REPORT | ‘Thousands’ of Jobs at Stake as Dollar Shortage Bites
Nigeria’s biggest manufacturing body has lobbied the central bank to sell dollars directly to its members, bypassing commercial lenders as it looks to counter a shortage of foreign-currency it says threatens thousands of jobs in Africa’s largest oil producer, Bloomberg reports.
The Manufacturers’ Association of Nigeria, which has about 2,700 members, proposed weekly auctions of dollars to manufacturing businesses at a meeting with central bank Governor Godwin Emefiele in Abuja, the capital, during the week of Feb. 22, according to Ali Madugu, a vice president at the lobby group.
“We’re calling for the central bank to start giving to us directly, hand-to-hand, rather than through the banks,” Madugu, who is also managing director of Kano-based Dala Foods Ltd., a food processor, said in an interview in the northern Nigerian city on March 3. “Some of our member companies will run out of raw materials next month. Without restocking, what will happen? Thousands of jobs are on the line.”
Nigeria, which derives about two-thirds of government revenue from oil, has rationed dollars and brought interbank foreign-exchange trading to a halt since February last year in a bid to prevent the naira falling. The measures have all but pegged the currency at 197-199 per dollar. As dollars have become more scarce, the black-market exchange rate has plummeted to 310, while forwards prices suggest the naira will fall to 291 in a year.
The International Monetary Fund estimates the economy grew 3 percent in 2015, the slowest pace since 1999. Manufacturing is in recession, having declined during the first three quarters of the year. President Muhammadu Buhari and Emefiele have said that boosting employment in the manufacturing sector is crucial to reviving Nigeria’s growth.
Under the current system, the central bank sells foreign exchange to commercial lenders who then distribute it to their customers.

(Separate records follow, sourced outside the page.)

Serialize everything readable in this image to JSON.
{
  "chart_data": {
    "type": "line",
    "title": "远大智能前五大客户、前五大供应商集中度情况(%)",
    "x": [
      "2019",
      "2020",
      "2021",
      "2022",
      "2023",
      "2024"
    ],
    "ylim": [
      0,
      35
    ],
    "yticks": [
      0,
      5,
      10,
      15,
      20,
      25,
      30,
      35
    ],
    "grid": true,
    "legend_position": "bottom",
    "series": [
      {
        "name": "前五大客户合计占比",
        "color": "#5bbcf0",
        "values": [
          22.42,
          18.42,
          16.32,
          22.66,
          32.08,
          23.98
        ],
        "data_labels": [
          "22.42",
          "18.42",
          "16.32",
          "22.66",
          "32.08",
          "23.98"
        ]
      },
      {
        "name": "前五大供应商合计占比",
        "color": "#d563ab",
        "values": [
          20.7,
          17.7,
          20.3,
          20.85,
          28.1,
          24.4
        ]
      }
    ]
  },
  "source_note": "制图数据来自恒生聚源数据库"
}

That’s left manufacturers short since the banks often prioritize other businesses and individuals, Madugu said. The MAN hopes to receive a response from the central bank this week, he said.
“The banks have everybody as their customers,” Madugu said. “They even have people buying dollars for medical bills and school fees. If the central bank believes the economy must be diversified and manufacturing boosted, they should allocate directly to us.”

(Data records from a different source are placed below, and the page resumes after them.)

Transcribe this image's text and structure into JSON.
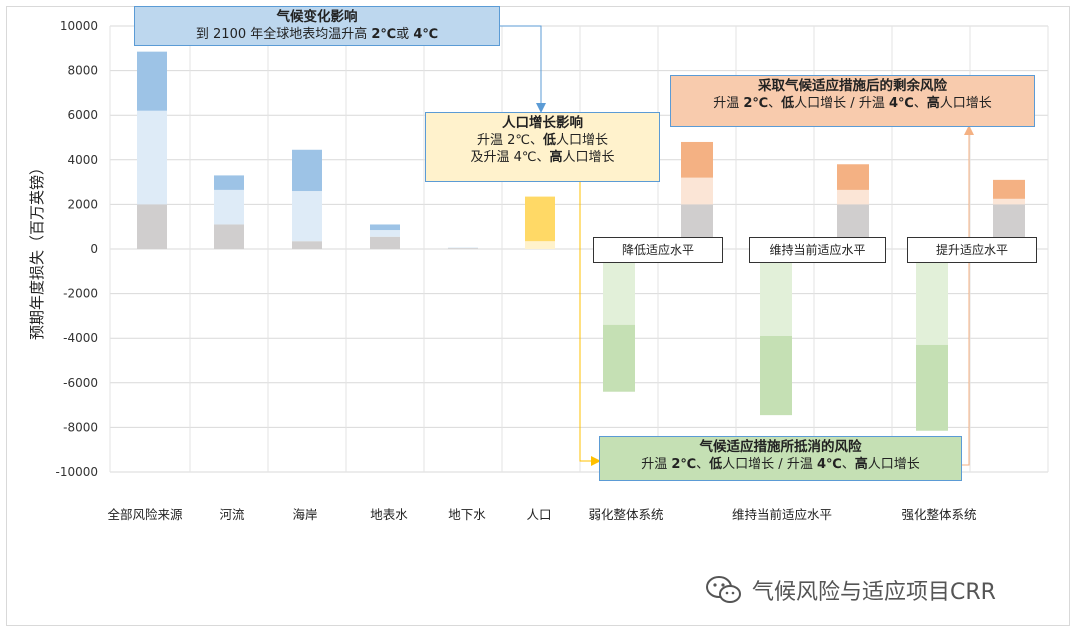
{
  "chart_data": {
    "type": "bar",
    "ylabel": "预期年度损失（百万英镑）",
    "ylim": [
      -10000,
      10000
    ],
    "yticks": [
      10000,
      8000,
      6000,
      4000,
      2000,
      0,
      -2000,
      -4000,
      -6000,
      -8000,
      -10000
    ],
    "grid": true,
    "categories": [
      "全部风险来源",
      "河流",
      "海岸",
      "地表水",
      "地下水",
      "人口",
      "弱化整体系统",
      "维持当前适应水平",
      "强化整体系统"
    ],
    "stacks": [
      {
        "category": "全部风险来源",
        "segments": [
          {
            "from": 0,
            "to": 2000,
            "color": "#d0cece"
          },
          {
            "from": 2000,
            "to": 6200,
            "color": "#deebf7"
          },
          {
            "from": 6200,
            "to": 8850,
            "color": "#9dc3e6"
          }
        ]
      },
      {
        "category": "河流",
        "segments": [
          {
            "from": 0,
            "to": 1100,
            "color": "#d0cece"
          },
          {
            "from": 1100,
            "to": 2650,
            "color": "#deebf7"
          },
          {
            "from": 2650,
            "to": 3300,
            "color": "#9dc3e6"
          }
        ]
      },
      {
        "category": "海岸",
        "segments": [
          {
            "from": 0,
            "to": 350,
            "color": "#d0cece"
          },
          {
            "from": 350,
            "to": 2600,
            "color": "#deebf7"
          },
          {
            "from": 2600,
            "to": 4450,
            "color": "#9dc3e6"
          }
        ]
      },
      {
        "category": "地表水",
        "segments": [
          {
            "from": 0,
            "to": 550,
            "color": "#d0cece"
          },
          {
            "from": 550,
            "to": 850,
            "color": "#deebf7"
          },
          {
            "from": 850,
            "to": 1100,
            "color": "#9dc3e6"
          }
        ]
      },
      {
        "category": "地下水",
        "segments": [
          {
            "from": 0,
            "to": 40,
            "color": "#d0cece"
          },
          {
            "from": 40,
            "to": 70,
            "color": "#deebf7"
          }
        ]
      },
      {
        "category": "人口",
        "segments": [
          {
            "from": 0,
            "to": 350,
            "color": "#fff2cc"
          },
          {
            "from": 350,
            "to": 2350,
            "color": "#ffd966"
          }
        ]
      },
      {
        "category": "弱化整体系统",
        "sub": "residual",
        "segments": [
          {
            "from": 0,
            "to": 2000,
            "color": "#d0cece"
          },
          {
            "from": 2000,
            "to": 3200,
            "color": "#fbe5d6"
          },
          {
            "from": 3200,
            "to": 4800,
            "color": "#f4b183"
          }
        ]
      },
      {
        "category": "弱化整体系统",
        "sub": "offset",
        "segments": [
          {
            "from": 0,
            "to": -3400,
            "color": "#e2f0d9"
          },
          {
            "from": -3400,
            "to": -6400,
            "color": "#c5e0b4"
          }
        ]
      },
      {
        "category": "维持当前适应水平",
        "sub": "residual",
        "segments": [
          {
            "from": 0,
            "to": 2000,
            "color": "#d0cece"
          },
          {
            "from": 2000,
            "to": 2650,
            "color": "#fbe5d6"
          },
          {
            "from": 2650,
            "to": 3800,
            "color": "#f4b183"
          }
        ]
      },
      {
        "category": "维持当前适应水平",
        "sub": "offset",
        "segments": [
          {
            "from": 0,
            "to": -3900,
            "color": "#e2f0d9"
          },
          {
            "from": -3900,
            "to": -7450,
            "color": "#c5e0b4"
          }
        ]
      },
      {
        "category": "强化整体系统",
        "sub": "residual",
        "segments": [
          {
            "from": 0,
            "to": 2000,
            "color": "#d0cece"
          },
          {
            "from": 2000,
            "to": 2250,
            "color": "#fbe5d6"
          },
          {
            "from": 2250,
            "to": 3100,
            "color": "#f4b183"
          }
        ]
      },
      {
        "category": "强化整体系统",
        "sub": "offset",
        "segments": [
          {
            "from": 0,
            "to": -4300,
            "color": "#e2f0d9"
          },
          {
            "from": -4300,
            "to": -8150,
            "color": "#c5e0b4"
          }
        ]
      }
    ]
  },
  "annotations": {
    "climate": {
      "title": "气候变化影响",
      "line_pre": "到 2100 年全球地表均温升高 ",
      "b1": "2℃",
      "mid": "或 ",
      "b2": "4℃"
    },
    "population": {
      "title": "人口增长影响",
      "l1_pre": "升温 2℃、",
      "l1_b": "低",
      "l1_post": "人口增长",
      "l2_pre": "及升温 4℃、",
      "l2_b": "高",
      "l2_post": "人口增长"
    },
    "residual": {
      "title": "采取气候适应措施后的剩余风险",
      "a": "升温 ",
      "b": "2℃",
      "c": "、",
      "d": "低",
      "e": "人口增长 / 升温 ",
      "f": "4℃",
      "g": "、",
      "h": "高",
      "i": "人口增长"
    },
    "offset": {
      "title": "气候适应措施所抵消的风险",
      "a": "升温 ",
      "b": "2℃",
      "c": "、",
      "d": "低",
      "e": "人口增长 / 升温 ",
      "f": "4℃",
      "g": "、",
      "h": "高",
      "i": "人口增长"
    }
  },
  "levels": {
    "low": "降低适应水平",
    "keep": "维持当前适应水平",
    "high": "提升适应水平"
  },
  "watermark": {
    "text": "气候风险与适应项目CRR"
  },
  "colors": {
    "arrow_blue": "#5b9bd5",
    "arrow_yellow": "#ffc000",
    "arrow_orange": "#f4b183"
  }
}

MAN has asked its members what their annual foreign-exchange needs are so that it can give the central bank an indication of how big the weekly dollar sales would need to be. Ibrahim Mu’azu, a spokesman for the central bank in Abuja, didn’t answer calls to his mobile or immediately respond to a text message seeking comment.
The central bank stopped weekly auctions to non-bank money-changers in January in a bid to save its foreign reserves. Those have fallen 10 percent to $27.8 billion in the past year as Brent crude prices have declined one-third to about $39 a barrel.